Where Do We Draw the Line? Euro Court Rules

Where do we draw the line? Sisterhood is a weak argument, said the European court nixing a claim of two sisters to be treated the same as two lesbians in law:
"Elderly Spinster Sisters Lose Bid For Inclusion In UK Gay Partner Law
by 365Gay.com Newscenter Staff

Two elderly sisters who live together have lost their final appeal in a discrimination case that claimed they were victims of discrimination under Britain's civil partner law.

Joyce Burden, 90, and her 82-year-old sister Sybil (pictured) claimed that the partner law should have included any two people living in an interdependent relationship.

By not being included in the law they claim they could lose the their family home if either of them dies because the other could not afford to keep the home and pay Britain's death duty tax.

The women fought their case all the way to the European Court of Human Rights in Strasbourg.

On Tuesday the court in 15-2 ruling rejected their claim.

In arguments before the justices an attorney for the women argued that the taxes would be unfair since unmarried same-sex couples are exempt from the tax under the civil partnership law.

The court was told that the law breached their human rights under the European convention.

The civil partnership law was passed in 2004. It grants same-sex couple of all of the rights and obligations of marriage except the name.

When the case began in 2006, Joyce Burden said that "If we were lesbians we would have all the rights in the world.

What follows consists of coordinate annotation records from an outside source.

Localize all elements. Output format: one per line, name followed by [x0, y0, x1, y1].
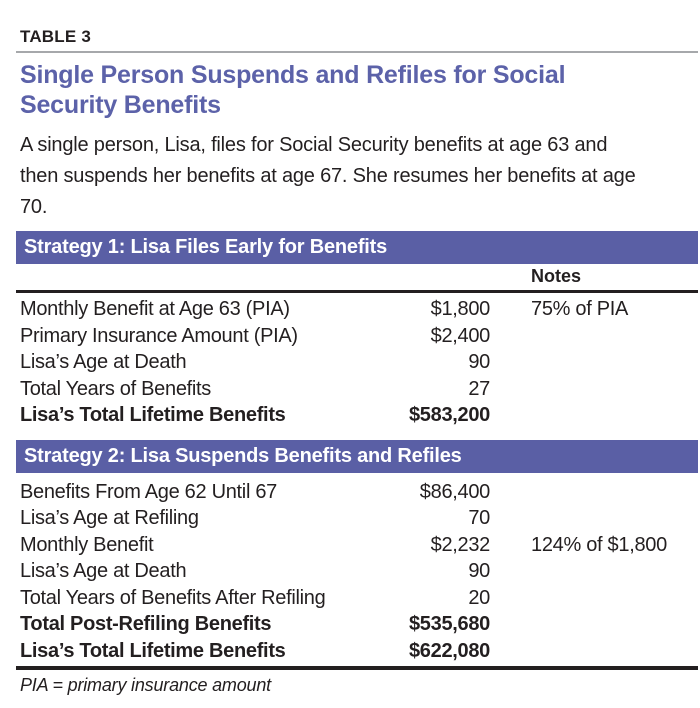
row-label: Total Years of Benefits After Refiling	[20, 586, 326, 609]
row-value: $2,400	[430, 324, 490, 347]
row-note	[490, 323, 698, 350]
table-row	[16, 402, 698, 429]
table-title-line-2: Security Benefits	[20, 91, 221, 119]
row-value: $583,200	[408, 404, 490, 426]
row-note	[490, 479, 698, 506]
row-value: $86,400	[419, 480, 490, 503]
description-line-3: 70.	[20, 196, 48, 218]
row-label: Monthly Benefit at Age 63 (PIA)	[20, 298, 290, 320]
row-note	[490, 558, 698, 585]
table-row	[16, 611, 698, 638]
row-label: Lisa’s Total Lifetime Benefits	[20, 404, 286, 426]
row-note	[490, 402, 698, 429]
notes-column-header: Notes	[531, 266, 582, 286]
table-row	[16, 558, 698, 585]
row-value: 90	[468, 560, 490, 582]
row-label: Total Years of Benefits	[20, 377, 212, 400]
row-label: Lisa’s Age at Death	[20, 351, 187, 373]
row-note	[490, 611, 698, 638]
kicker-divider	[16, 51, 698, 53]
table-row	[16, 479, 698, 506]
table-row	[16, 296, 698, 323]
strategy-header-bar: Strategy 1: Lisa Files Early for Benefits	[16, 231, 698, 264]
table-row	[16, 323, 698, 350]
row-note	[490, 505, 698, 532]
row-note	[490, 585, 698, 612]
description-line-1: A single person, Lisa, files for Social Security benefits at age 63 and	[20, 134, 608, 156]
row-note: 124% of $1,800	[531, 533, 667, 556]
row-label: Monthly Benefit	[20, 533, 154, 556]
row-note	[490, 349, 698, 376]
table-footnote: PIA = primary insurance amount	[20, 675, 271, 695]
row-note	[490, 638, 698, 665]
table-title-line-1: Single Person Suspends and Refiles for Social	[20, 61, 566, 89]
strategy-section-body	[16, 473, 698, 665]
table-row	[16, 638, 698, 665]
table-kicker: TABLE 3	[20, 27, 91, 46]
row-value: 70	[468, 507, 490, 529]
row-value: $1,800	[430, 298, 490, 320]
row-value: 90	[468, 351, 490, 373]
table-title	[16, 60, 698, 120]
table-row	[16, 376, 698, 403]
table-row	[16, 585, 698, 612]
row-value: 27	[468, 377, 490, 400]
table-row	[16, 505, 698, 532]
row-label: Total Post-Refiling Benefits	[20, 613, 272, 635]
row-label: Lisa’s Age at Refiling	[20, 507, 199, 529]
row-label: Lisa’s Age at Death	[20, 560, 187, 582]
table-description	[16, 130, 698, 223]
row-note	[490, 376, 698, 403]
row-value: $2,232	[430, 533, 490, 556]
row-value: $535,680	[408, 613, 490, 635]
row-value: $622,080	[408, 639, 490, 662]
table-3-document	[16, 28, 698, 696]
row-label: Lisa’s Total Lifetime Benefits	[20, 639, 286, 662]
row-label: Benefits From Age 62 Until 67	[20, 480, 277, 503]
row-value: 20	[468, 586, 490, 609]
row-note: 75% of PIA	[531, 298, 629, 320]
row-label: Primary Insurance Amount (PIA)	[20, 324, 298, 347]
benefits-table	[16, 231, 698, 664]
notes-column-header-row	[16, 264, 698, 290]
strategy-header-bar: Strategy 2: Lisa Suspends Benefits and Refiles	[16, 440, 698, 473]
table-row	[16, 349, 698, 376]
strategy-section-body	[16, 293, 698, 429]
table-row	[16, 532, 698, 559]
table-bottom-rule	[16, 666, 698, 670]
description-line-2: then suspends her benefits at age 67. She resumes her benefits at age	[20, 165, 636, 187]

But we are sisters, and it seems we have no rights at all."

In UK law there is a 40 percent inheritance tax an exemption for the first $500,000. Married couples, and couples in civil partnerships, are exempt from the tax.
The sisters’ house cost about $14,000 to build in 1965 but was recently valued last at about $1.6 million. That would mean the surviving sister would be required to pay nearly $600,000 in death tax.

Both women live on their social security.

The women have lost the case through the British legal legal system, including an appeal to the House of Lords.

A panel of seven judges on the European court in a split decision also ruled against them. The ruling by the Grand Chamber was their last stop."